Amedy Coulibaly, l'auteur de la tuerie au supermarché cacher la semaine dernière, a acheté en Belgique les kalachnikovs et le lance-roquettes dont disposaient les frères Kouachi lors de la tuerie à Charlie Hebdo, affirment des médias belges, citant des sources policières. Des armes longtemps difficiles à obtenir, mais qui sont aujourd'hui accessibles et bon marché en Europe de l'Ouest, dit un expert.

C'est à deux pas de la Gare du Midi, à Bruxelles, qu'Amedy Coulibaly, auteur de la tuerie au supermarché cacher à Paris, vendredi dernier, aurait acheté ses armes ainsi que celles utilisées par les frères Kouachi dans l'attentat contre Charlie Hebdo, des attaques qui ont fait 17 morts dans la région parisienne.

Révélées par le quotidien bruxellois La Dernière Heure, ces informations semblent montrer à quel point il est facile pour un petit groupe d'individus de mettre la main sur des armes qui comptent parmi les plus prohibées en Europe.
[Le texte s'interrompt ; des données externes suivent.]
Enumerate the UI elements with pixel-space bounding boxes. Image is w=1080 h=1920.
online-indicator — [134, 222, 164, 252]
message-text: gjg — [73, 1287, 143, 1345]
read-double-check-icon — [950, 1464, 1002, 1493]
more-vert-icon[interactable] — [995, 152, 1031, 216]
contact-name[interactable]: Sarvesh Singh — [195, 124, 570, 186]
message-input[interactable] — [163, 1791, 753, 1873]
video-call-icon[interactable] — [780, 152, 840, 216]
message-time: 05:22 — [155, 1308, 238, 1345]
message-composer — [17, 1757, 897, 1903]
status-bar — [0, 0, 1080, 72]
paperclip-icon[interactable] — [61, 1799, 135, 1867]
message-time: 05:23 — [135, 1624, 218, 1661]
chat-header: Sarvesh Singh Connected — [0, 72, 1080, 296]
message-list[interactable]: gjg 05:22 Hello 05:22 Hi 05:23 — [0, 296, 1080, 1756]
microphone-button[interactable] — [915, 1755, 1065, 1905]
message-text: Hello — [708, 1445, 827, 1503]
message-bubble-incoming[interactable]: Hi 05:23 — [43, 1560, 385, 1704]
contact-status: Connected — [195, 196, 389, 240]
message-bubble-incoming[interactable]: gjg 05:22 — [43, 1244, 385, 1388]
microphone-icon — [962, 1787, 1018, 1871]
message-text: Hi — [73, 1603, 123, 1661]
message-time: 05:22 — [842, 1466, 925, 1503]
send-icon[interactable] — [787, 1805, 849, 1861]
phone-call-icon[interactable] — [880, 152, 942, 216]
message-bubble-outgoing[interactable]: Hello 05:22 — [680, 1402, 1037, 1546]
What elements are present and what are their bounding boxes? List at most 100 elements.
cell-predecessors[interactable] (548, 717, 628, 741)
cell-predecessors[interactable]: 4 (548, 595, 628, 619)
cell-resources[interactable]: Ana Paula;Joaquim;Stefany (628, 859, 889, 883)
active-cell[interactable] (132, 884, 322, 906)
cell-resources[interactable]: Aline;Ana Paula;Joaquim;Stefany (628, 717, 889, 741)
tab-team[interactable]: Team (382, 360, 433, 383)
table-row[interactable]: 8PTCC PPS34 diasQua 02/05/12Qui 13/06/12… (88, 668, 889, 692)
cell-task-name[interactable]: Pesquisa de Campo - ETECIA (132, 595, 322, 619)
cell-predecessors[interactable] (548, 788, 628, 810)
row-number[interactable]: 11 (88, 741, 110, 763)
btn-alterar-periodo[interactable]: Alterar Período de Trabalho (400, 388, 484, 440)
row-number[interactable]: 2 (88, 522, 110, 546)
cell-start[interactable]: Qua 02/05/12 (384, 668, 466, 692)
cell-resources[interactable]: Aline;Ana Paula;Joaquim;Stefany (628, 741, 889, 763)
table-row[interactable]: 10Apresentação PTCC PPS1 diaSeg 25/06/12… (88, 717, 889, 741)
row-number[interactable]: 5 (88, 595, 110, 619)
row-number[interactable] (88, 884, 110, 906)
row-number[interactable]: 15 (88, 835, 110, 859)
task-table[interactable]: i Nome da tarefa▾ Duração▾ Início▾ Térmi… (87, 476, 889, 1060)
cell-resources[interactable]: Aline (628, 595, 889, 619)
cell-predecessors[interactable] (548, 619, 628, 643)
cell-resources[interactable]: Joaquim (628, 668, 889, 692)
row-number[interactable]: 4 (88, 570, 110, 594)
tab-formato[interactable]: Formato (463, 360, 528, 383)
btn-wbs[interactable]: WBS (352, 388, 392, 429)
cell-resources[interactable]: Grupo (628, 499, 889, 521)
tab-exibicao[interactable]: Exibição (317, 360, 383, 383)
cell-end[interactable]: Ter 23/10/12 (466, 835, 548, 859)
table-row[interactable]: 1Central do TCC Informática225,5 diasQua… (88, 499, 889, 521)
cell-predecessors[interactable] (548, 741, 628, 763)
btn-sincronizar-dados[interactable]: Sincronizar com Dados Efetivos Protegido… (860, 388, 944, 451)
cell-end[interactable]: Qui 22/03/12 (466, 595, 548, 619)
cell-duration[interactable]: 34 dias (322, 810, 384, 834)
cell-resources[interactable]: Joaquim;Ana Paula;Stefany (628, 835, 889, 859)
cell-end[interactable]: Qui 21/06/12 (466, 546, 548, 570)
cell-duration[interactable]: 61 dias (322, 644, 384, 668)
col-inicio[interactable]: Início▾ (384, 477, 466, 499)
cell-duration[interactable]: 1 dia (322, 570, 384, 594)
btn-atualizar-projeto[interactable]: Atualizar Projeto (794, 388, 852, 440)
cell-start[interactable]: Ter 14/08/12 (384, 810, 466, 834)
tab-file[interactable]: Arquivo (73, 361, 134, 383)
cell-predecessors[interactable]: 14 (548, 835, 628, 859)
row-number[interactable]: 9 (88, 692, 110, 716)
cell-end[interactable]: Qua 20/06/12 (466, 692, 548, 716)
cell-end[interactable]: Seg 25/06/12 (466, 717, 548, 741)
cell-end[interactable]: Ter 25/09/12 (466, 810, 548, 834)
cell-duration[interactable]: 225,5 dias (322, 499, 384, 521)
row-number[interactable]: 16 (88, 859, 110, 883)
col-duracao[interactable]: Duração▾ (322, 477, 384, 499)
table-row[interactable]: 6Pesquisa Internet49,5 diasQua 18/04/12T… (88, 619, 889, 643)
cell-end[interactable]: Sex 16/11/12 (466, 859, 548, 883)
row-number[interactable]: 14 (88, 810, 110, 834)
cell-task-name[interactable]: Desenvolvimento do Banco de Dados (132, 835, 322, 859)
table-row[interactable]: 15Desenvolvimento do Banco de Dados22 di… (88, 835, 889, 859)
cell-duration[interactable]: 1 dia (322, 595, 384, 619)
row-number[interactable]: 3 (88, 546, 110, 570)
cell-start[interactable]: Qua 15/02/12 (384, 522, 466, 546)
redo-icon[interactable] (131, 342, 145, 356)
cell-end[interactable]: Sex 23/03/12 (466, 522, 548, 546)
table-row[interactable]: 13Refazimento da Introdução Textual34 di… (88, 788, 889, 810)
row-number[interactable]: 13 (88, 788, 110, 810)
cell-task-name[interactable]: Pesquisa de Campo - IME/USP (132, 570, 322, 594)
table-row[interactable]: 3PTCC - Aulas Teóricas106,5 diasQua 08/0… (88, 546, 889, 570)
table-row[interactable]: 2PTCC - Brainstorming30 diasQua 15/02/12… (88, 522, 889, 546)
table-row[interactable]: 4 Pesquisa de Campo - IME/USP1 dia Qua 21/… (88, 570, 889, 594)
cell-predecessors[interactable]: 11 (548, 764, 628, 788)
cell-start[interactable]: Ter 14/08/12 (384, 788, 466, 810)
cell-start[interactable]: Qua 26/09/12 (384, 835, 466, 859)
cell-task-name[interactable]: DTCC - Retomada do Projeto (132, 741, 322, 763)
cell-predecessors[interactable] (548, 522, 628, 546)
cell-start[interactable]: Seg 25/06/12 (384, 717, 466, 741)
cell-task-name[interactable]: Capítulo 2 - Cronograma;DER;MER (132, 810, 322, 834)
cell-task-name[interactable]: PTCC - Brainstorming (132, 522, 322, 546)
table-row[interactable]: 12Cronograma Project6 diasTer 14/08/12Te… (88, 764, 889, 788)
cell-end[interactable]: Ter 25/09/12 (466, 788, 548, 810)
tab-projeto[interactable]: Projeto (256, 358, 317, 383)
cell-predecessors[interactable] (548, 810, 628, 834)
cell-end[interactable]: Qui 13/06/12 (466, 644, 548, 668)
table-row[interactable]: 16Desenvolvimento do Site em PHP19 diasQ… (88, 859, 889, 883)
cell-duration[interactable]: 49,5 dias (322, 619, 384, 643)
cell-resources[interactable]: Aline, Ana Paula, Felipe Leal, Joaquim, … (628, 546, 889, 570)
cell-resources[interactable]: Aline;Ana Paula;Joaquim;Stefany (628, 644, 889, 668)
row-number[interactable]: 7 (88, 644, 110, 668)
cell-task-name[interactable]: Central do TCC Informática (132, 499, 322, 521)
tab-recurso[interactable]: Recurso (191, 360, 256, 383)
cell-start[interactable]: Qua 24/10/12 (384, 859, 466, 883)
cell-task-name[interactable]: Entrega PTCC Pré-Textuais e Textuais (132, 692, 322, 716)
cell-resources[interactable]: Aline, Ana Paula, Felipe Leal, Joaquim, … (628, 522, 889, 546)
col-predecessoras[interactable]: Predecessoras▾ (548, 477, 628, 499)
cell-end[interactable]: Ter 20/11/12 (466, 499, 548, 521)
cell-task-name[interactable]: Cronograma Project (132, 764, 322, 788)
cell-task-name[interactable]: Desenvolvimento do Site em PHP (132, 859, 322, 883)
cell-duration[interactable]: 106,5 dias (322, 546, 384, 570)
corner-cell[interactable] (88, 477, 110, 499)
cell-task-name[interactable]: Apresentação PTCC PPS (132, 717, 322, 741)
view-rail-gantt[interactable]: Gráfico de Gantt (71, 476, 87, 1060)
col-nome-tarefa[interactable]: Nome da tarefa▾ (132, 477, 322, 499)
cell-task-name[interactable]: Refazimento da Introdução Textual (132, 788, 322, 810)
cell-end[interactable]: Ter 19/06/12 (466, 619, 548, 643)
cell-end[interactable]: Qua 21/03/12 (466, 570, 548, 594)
Le fusil d'assaut Scorpion et le pistolet Tokarev utilisés par Amedy Coulibaly viendraient de Bruxelles et de la ville de Charleroi, au sud de la capitale. Les kalachnikovs et le lance-roquettes dont disposaient les frères Saïd et Chérif Kouachi dans les attaques contre les bureaux de Charlie Hebdo auraient été achetés dans le sud de Bruxelles «pour moins de 5000 euros» (7500 dollars canadiens), note le quotidien.

C'est un résidant de Charleroi, au sud de Bruxelles, qui s'est lui-même présenté à la police fédérale, mardi, en affirmant avoir vendu des armes à Coulibaly ces derniers mois, écrivait par ailleurs hier le quotidien La Libre Belgique.

«Ayant appris depuis les accointances de Coulibaly avec l'État islamique et les milieux djihadistes, l'homme, apeuré, aurait préféré en faire part aux forces de l'ordre», a précisé ce quotidien. L'homme a été placé sous mandat d'arrêt pour trafic d'armes par un juge d'instruction.

Le trafic d'armes foisonne dans les rues des quartiers du sud de Bruxelles, près de la gare belge de l'Eurostar, et les autorités ont jusqu'ici été incapables de l'endiguer, explique Christian Leuprecht, professeur agrégé de science politique dans le Collège militaire royal du Canada et à l'Université Queen's.

«Vous avez des armes de guerre qui sont offertes à des prix très bas, qui sont abondamment disponibles», dit M. Leuprecht en entrevue téléphonique.

«C'est l'instabilité au Maghreb, dans l'est de l'Ukraine, en Irak et en Syrie, qui contribue au flot d'armes», dit-il.

«Pour une poignée de dollars, des armes comme les kalachnikovs peuvent être achetées en Ukraine, et revendues pour plusieurs milliers d'euros en Belgique. Même si vous devez payer des gens pour transporter les armes - car ce ne sont jamais les vendeurs qui les transportent -, vous avez un profit énorme au bout du compte.»

Samedi, le site d'informations Médiapart révélait qu'en 2010, les auteurs des attaques terroristes de la semaine dernière avaient tenté une première fois d'acheter des armes en Belgique dans le but d'organiser l'évasion de leaders extrémistes emprisonnés en France. Les frères Kouachi auraient fait de la contrefaçon de vêtements et de chaussures de sport pour obtenir les fonds nécessaires, ont dit les autorités françaises.

Nouvelle réalité

Les trafiquants d'armes en Europe travaillent comme des trafiquants de drogue, explique Christian Leuprecht.

«Des passeurs sont payés pour conduire une voiture d'un point A à un point B. Ils ne savent pas ce qu'il y a dans le coffre. Souvent, des équipes les suivent en voiture, pour s'assurer qu'ils se rendent bien à destination.»

Une nouvelle réalité qui change le visage de la menace terroriste en Europe, et complique la tâche des services de renseignement.

«Avant, pour planifier une attaque à grande échelle, vous aviez besoin d'un réseau. Il fallait trouver des connexions pour les armes, trouver de l'argent, etc. Aujourd'hui, vous avez deux ou trois gars qui peuvent sans problème obtenir des armes de guerre, qui se financent eux-mêmes... Je ne serais pas surpris de voir ce type d'attaques devenir un plus grand problème en Europe dans les années à venir.»